Police don’t have any suspect information and are asking the public’s help for tips. Anonymous tips can be submitted to Bluegrass Crime Stoppers by calling (859) 253-2020, online at www.bluegrasscrimestoppers.com, or through the P3 Tips app available at www.p3tips.com.

This is the city’s first homicide of 2023. Last year there were 44 homicides, resetting the annual record.

There were no killings last month, marking the first time Lexington went without a homicide in a month since February 2019, according to police.

The first thing I did, when I saw this story, was check back. Christopher Leach, the reporter for what my best friend used to call the Herald-Liberal, wrote both the article cited above and the one on January 24th, “Lexington man accused of repeatedly kicking pregnant woman, leading to fetal homicide.” Did he simply forget what he wrote just two weeks previously, or is it that, for the newspaper, the killing of an unborn child just doesn’t count as a homicide?

It does under the law, of course, and according to the public records of the Fayette County Detention Center, Mr Vasquez-Barradas is still behind bars, apparently unable to have made his $300,000 bail on his charge of Fetal Homicide, First Degree, which, under KRS §507A.020, is a capital offense,[1]The penalty for a capital offense under KRS §532.030 is: death; or imprisonment for life without benefit of probation or parole; or imprisonment for life without benefit of probation or parole … Continue reading the same as Murder under KRS §507.020. According to the Detention Center public records, that charge of Fetal Homicide remains in force; it has not yet been reduced.

We already knew that the newspaper’s editorial position supported abortion, with columnist Linda Blackford just loving her some prenatal infanticide. But now the newspaper, which fully reported Mr Vasquez-Barradas’ charges, really, really, really doesn’t want to admit that the killing of an unborn child is a homicide. That the city government, which also supports abortion, doesn’t want to list that homicide on its homicide investigations page, has become obvious by the fact that 18 days after the killing, it has not been listed. To be fair, that page is not updated daily, but by 2½ weeks later, it should have been. If the murder of Marquis Tompkins, which has not yet been listed, is listed without the murder of the unborn child, it will confirm what I have written.
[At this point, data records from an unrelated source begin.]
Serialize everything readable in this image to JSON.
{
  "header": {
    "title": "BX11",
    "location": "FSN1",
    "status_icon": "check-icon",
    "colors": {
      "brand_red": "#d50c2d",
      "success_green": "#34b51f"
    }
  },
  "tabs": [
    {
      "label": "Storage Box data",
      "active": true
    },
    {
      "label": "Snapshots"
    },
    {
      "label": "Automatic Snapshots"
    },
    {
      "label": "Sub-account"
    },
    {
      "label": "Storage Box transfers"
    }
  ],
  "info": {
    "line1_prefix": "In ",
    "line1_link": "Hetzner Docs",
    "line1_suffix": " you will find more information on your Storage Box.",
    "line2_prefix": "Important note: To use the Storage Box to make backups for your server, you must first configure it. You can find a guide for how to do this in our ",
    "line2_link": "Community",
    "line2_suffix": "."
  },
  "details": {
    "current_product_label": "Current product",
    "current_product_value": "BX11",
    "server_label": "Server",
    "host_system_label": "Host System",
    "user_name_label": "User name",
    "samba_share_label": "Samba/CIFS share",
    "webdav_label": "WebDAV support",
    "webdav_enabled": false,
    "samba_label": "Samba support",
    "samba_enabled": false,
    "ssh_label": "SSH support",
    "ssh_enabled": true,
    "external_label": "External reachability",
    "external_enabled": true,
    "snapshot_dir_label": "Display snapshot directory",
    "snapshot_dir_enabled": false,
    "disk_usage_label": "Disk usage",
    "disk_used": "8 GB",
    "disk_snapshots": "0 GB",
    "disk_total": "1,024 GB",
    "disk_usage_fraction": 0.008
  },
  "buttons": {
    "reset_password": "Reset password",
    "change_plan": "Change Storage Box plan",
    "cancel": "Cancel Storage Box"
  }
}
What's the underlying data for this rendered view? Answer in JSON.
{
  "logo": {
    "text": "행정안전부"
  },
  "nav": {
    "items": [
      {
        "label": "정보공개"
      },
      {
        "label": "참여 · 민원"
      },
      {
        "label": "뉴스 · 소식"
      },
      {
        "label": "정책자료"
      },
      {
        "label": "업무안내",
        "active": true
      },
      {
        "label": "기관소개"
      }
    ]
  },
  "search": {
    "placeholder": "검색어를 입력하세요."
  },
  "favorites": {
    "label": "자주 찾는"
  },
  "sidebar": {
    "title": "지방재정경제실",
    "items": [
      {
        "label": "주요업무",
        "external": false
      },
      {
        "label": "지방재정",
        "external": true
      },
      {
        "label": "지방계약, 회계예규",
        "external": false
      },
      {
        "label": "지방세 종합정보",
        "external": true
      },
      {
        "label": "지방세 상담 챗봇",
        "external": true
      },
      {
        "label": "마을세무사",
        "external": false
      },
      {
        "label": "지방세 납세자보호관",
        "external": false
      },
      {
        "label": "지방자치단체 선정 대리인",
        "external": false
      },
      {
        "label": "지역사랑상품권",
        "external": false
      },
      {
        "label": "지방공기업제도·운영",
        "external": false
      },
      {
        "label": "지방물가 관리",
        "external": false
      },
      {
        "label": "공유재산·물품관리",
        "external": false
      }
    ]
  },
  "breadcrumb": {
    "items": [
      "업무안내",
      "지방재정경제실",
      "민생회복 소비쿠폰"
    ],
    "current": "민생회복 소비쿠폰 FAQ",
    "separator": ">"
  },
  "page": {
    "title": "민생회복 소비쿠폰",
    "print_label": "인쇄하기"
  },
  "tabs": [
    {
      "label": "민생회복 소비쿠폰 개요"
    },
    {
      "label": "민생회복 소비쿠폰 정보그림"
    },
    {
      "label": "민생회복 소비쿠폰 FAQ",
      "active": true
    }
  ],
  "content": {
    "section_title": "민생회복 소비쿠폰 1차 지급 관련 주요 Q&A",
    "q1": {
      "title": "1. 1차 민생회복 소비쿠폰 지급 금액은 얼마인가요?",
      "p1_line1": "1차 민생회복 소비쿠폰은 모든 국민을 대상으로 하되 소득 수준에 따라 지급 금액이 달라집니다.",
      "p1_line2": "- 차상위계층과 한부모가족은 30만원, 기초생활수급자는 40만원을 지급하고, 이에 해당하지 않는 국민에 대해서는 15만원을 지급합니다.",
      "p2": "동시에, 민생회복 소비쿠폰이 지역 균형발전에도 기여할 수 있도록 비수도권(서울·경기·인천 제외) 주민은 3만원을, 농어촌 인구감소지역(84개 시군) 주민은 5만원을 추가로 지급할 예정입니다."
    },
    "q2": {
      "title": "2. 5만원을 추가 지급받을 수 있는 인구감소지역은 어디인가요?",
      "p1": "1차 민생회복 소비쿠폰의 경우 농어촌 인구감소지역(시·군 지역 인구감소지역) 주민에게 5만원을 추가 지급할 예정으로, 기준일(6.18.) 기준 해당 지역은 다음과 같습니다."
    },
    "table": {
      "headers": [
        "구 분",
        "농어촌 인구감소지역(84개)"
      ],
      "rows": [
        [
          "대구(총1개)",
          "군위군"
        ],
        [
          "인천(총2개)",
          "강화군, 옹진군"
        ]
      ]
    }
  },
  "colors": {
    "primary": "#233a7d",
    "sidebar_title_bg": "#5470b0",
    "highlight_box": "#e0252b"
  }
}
It’s simple, really: if the killing of an unborn child when the mother has not sought an abortion is a homicide, then it is also a homicide, the killing of one human being by another, when done in a deliberate abortion. That’s a fact that the left simply cannot abide.

References

References
1 The penalty for a capital offense under KRS §532.030 is:

  1. death; or
  2. imprisonment for life without benefit of probation or parole; or
  3. imprisonment for life without benefit of probation or parole until he has served a minimum of twenty-five (25) years of his sentence; or
  4. imprisonment life; or
  5. imprisonment for not less than twenty (20) years nor more than fifty (50) years.

Under that fourth possibility, imprisonment for life, a prisoner first becomes eligible for parole after serving a minimum of 20 years in prison.